The outbound messages can use either an authentication-only client-side security policy or a transport-level security policy that protects the message during transfer. The default authentication-only policy used by object workflow outbound message is oracle/wss10_saml_token_client_policy. This policy includes Security Assertion Markup Language (SAML) tokens in outbound Simple Object Access Protocol (SOAP) request messages. This policy should only be used when the target web service is located within a secure network segment.

The corresponding service can use any compatible service policy, such as oracle/wss10_saml_token_service_policy or oracle/wss_saml_or_username_token_service.

When the service is outside your firewall, you must protect the message by selecting the Protect Message option on the Create Action: Outbound Message page.
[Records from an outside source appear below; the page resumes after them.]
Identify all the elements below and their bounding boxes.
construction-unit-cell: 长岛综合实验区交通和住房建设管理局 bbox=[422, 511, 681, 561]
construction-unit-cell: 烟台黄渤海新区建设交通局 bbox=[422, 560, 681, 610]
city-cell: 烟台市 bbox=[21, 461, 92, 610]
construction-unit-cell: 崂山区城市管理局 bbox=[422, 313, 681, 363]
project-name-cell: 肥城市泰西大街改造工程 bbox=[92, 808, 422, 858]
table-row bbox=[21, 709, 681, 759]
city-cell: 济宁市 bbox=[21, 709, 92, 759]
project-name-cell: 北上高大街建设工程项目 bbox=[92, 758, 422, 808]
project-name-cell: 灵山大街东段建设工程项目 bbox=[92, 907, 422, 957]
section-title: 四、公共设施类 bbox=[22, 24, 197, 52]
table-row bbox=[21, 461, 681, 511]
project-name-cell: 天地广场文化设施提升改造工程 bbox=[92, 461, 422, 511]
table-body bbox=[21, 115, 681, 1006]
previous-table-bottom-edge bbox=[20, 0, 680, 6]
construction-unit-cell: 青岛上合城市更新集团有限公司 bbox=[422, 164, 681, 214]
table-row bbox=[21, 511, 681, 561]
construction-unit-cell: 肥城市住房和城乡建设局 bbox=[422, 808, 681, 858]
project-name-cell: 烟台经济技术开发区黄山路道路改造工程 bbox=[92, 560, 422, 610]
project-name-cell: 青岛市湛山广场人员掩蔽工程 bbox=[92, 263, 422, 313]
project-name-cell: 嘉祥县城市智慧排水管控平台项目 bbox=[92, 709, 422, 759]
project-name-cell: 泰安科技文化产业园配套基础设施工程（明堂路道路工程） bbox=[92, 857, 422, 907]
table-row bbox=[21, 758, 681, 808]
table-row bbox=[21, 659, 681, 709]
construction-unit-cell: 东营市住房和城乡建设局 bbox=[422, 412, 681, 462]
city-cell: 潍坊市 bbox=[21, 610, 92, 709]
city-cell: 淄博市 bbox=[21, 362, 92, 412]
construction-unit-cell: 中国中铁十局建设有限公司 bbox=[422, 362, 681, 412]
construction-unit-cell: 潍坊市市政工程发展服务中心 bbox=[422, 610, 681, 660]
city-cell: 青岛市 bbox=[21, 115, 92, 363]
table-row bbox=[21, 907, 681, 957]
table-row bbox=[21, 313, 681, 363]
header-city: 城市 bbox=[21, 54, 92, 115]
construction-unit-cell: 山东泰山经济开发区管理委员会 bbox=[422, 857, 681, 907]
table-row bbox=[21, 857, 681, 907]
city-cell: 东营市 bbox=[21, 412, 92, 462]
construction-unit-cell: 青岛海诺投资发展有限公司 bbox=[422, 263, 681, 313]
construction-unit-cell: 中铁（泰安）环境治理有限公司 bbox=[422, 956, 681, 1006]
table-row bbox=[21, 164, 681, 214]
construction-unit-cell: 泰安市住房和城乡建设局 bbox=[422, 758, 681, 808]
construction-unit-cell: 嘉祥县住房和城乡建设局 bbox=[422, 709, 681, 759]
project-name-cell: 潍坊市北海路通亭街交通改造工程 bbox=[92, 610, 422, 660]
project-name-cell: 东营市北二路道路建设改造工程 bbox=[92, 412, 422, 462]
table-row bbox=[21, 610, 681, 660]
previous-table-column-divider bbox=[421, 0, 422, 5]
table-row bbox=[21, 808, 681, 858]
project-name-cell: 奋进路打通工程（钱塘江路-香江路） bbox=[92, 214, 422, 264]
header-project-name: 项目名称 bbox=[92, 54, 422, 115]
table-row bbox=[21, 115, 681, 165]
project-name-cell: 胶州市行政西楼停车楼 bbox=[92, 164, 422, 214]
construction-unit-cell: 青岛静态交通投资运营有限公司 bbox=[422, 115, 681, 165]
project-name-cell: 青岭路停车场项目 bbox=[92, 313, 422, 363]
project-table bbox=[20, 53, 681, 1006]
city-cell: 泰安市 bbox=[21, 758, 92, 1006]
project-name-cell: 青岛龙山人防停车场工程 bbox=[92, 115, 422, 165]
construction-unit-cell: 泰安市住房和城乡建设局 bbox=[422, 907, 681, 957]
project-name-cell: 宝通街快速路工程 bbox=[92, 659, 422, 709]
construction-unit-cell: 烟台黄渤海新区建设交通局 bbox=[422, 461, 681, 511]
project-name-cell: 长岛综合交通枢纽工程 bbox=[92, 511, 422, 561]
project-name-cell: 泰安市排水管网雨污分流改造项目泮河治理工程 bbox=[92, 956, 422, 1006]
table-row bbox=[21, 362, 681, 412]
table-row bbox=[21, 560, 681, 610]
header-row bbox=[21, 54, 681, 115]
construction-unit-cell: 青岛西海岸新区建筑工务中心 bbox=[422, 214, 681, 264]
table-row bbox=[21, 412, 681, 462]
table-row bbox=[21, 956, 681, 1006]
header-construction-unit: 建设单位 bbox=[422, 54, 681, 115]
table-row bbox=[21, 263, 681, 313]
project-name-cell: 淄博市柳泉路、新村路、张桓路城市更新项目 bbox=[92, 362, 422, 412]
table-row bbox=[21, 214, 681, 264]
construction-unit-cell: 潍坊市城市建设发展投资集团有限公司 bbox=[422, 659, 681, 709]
When protected, the outbound message uses oracle/wss_username_token_over_ssl_client_policy with one-way secure socket layer (SSL) enabled by default. The corresponding service must use a compatible service policy, such as oracle/wss_username_token_over_ssl_service_policy.

Outbound Messages Protection

You must perform the following setup activities when you are using the Protect Message option:

  1. Your applications require credentials to access the remote system to which the outbound message is being sent. Log a service request (SR) to provide these credentials to access the remote system.

  2. If the remote system is using a self-signed SSL certificate, log an SR for the Oracle administrator to import the SSL certificate.